Most of the real world price models use weather as one of the dimensions. Weather patterns can influence the pricing decisions for commodities. But how do you obtain the weather data in realtime to use it in spark analytics or persist for offline BI analysis .
In this article I will be discussing about IBM Weather Company API from Bluemix and how to read the data from the API for realtime analytics in Spark .
IBM Bluemix offers a free subscription plan for Weather Company API https://console.ng.bluemix.net/catalog/ .
TWC API has various REST Urls one can use to acccess weather data releated to particular geo location, post code and so on.. More details is documented here .
Reading the JSON string in Spark Streaming.

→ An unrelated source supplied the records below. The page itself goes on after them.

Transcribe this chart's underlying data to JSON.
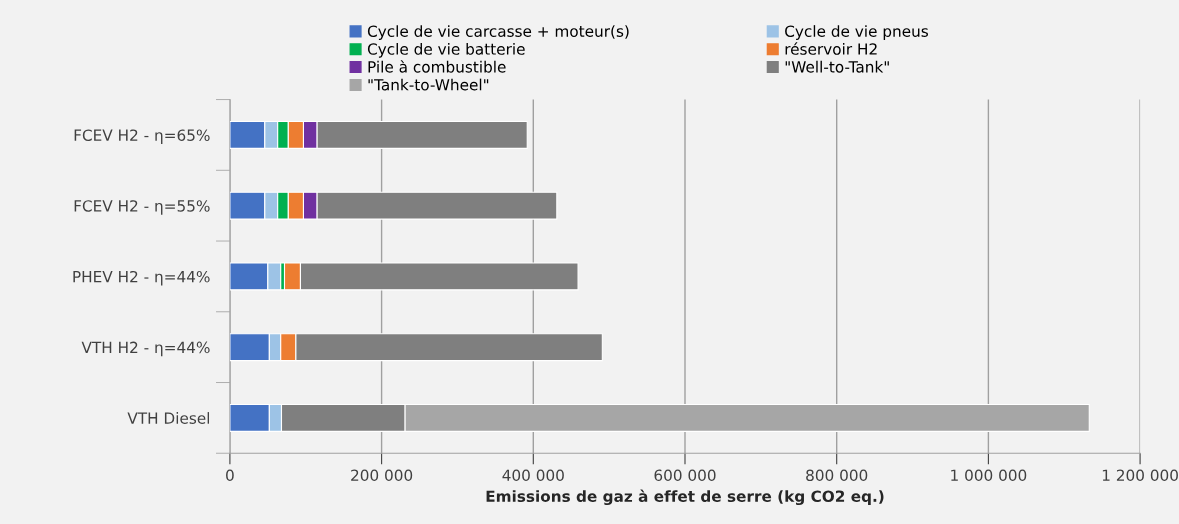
{
  "chart_data": {
    "type": "bar",
    "orientation": "horizontal",
    "stacked": true,
    "categories": [
      "FCEV H2 - η=65%",
      "FCEV H2 - η=55%",
      "PHEV H2 - η=44%",
      "VTH H2 - η=44%",
      "VTH Diesel"
    ],
    "series": [
      {
        "name": "Cycle de vie carcasse + moteur(s)",
        "color": "#4472c4",
        "values": [
          46000,
          46000,
          50000,
          52000,
          52000
        ]
      },
      {
        "name": "Cycle de vie pneus",
        "color": "#9dc3e6",
        "values": [
          17000,
          17000,
          17000,
          15000,
          16000
        ]
      },
      {
        "name": "Cycle de vie batterie",
        "color": "#00b050",
        "values": [
          14000,
          14000,
          5000,
          null,
          null
        ]
      },
      {
        "name": "réservoir H2",
        "color": "#ed7d31",
        "values": [
          20000,
          20000,
          21000,
          20000,
          null
        ]
      },
      {
        "name": "Pile à combustible",
        "color": "#7030a0",
        "values": [
          18000,
          18000,
          null,
          null,
          null
        ]
      },
      {
        "name": "\"Well-to-Tank\"",
        "color": "#7f7f7f",
        "values": [
          277000,
          316000,
          366000,
          404000,
          163000
        ]
      },
      {
        "name": "\"Tank-to-Wheel\"",
        "color": "#a6a6a6",
        "values": [
          null,
          null,
          null,
          null,
          902000
        ]
      }
    ],
    "xlabel": "Emissions de gaz à effet de serre (kg CO2 eq.)",
    "xlim": [
      0,
      1200000
    ],
    "xticks": [
      0,
      {
        "value": 200000,
        "label": "200 000"
      },
      {
        "value": 400000,
        "label": "400 000"
      },
      {
        "value": 600000,
        "label": "600 000"
      },
      {
        "value": 800000,
        "label": "800 000"
      },
      {
        "value": 1000000,
        "label": "1 000 000"
      },
      {
        "value": 1200000,
        "label": "1 200 000"
      }
    ],
    "grid": "x",
    "legend": "top"
  }
}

Spark streaming does not have out of box support for reading JSON from remote REST API. Hence users should create a custom adapter . Custom adapters should extend Receiver class from Spark streaming and override start() and stop() function .

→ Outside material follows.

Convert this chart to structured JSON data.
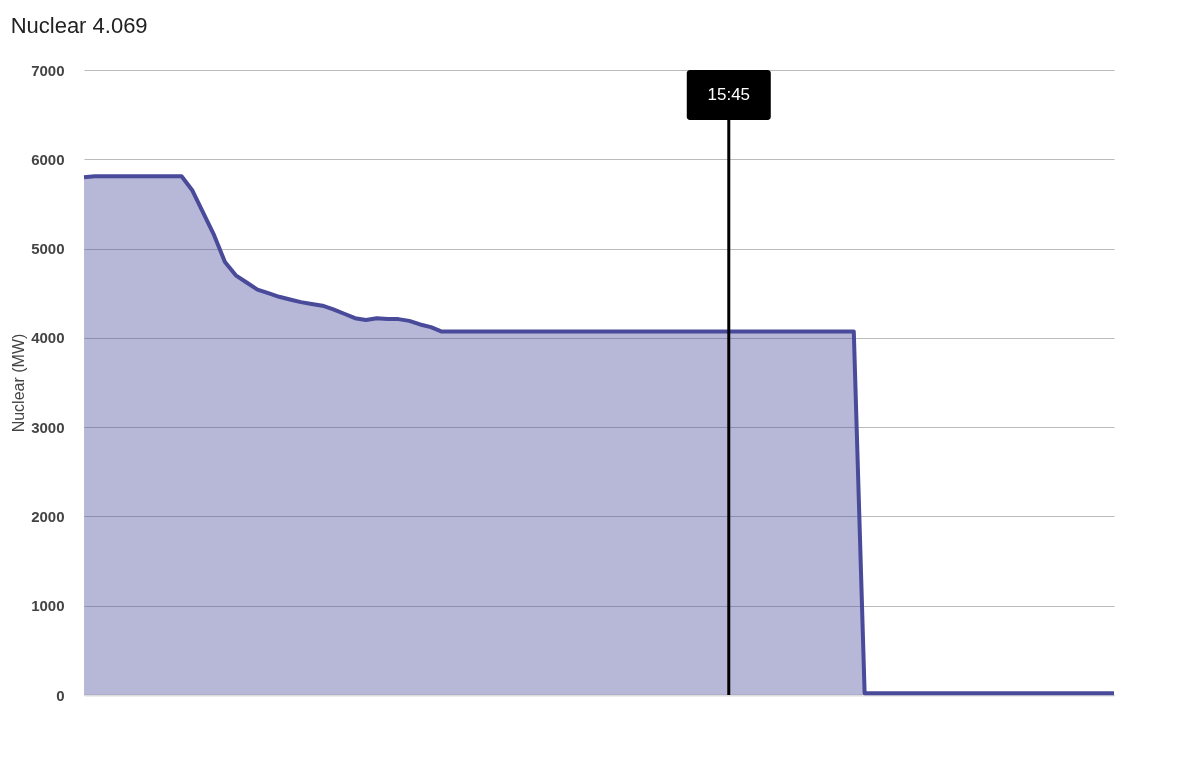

Once the adapter is created we have to use the same in SparkStreamingContext as shown in following snippet
JavaStreamingContext ssc = new JavaStreamingContext(sparkConf, Durations.seconds(20));
JavaReceiverInputDStream<String> lines = ssc.receiverStream(new WcReceiver(args));
Here WCReceiver is my custom HTTP adapter to read weather json data. The complete project is available in my git repo
The JSON data is further persisted to HDFS so that external bigsql or hive tables can be mounted on it and used as a dimension for analytics .
Steps to run the project
- Compile the program using following maven command
mvn compile package
- Copy the generated jar file from target folder to spark cluster
- To test the program launch it using spark-submit local mode.The program accepts two parameters Weather data API URL and HDFS output folder as shown following.
spark-submit –class “spark.wc.AnalyzeWeather” –master local wc-0.0.1-SNAPSHOT.jar <weather data url> /tmp/output.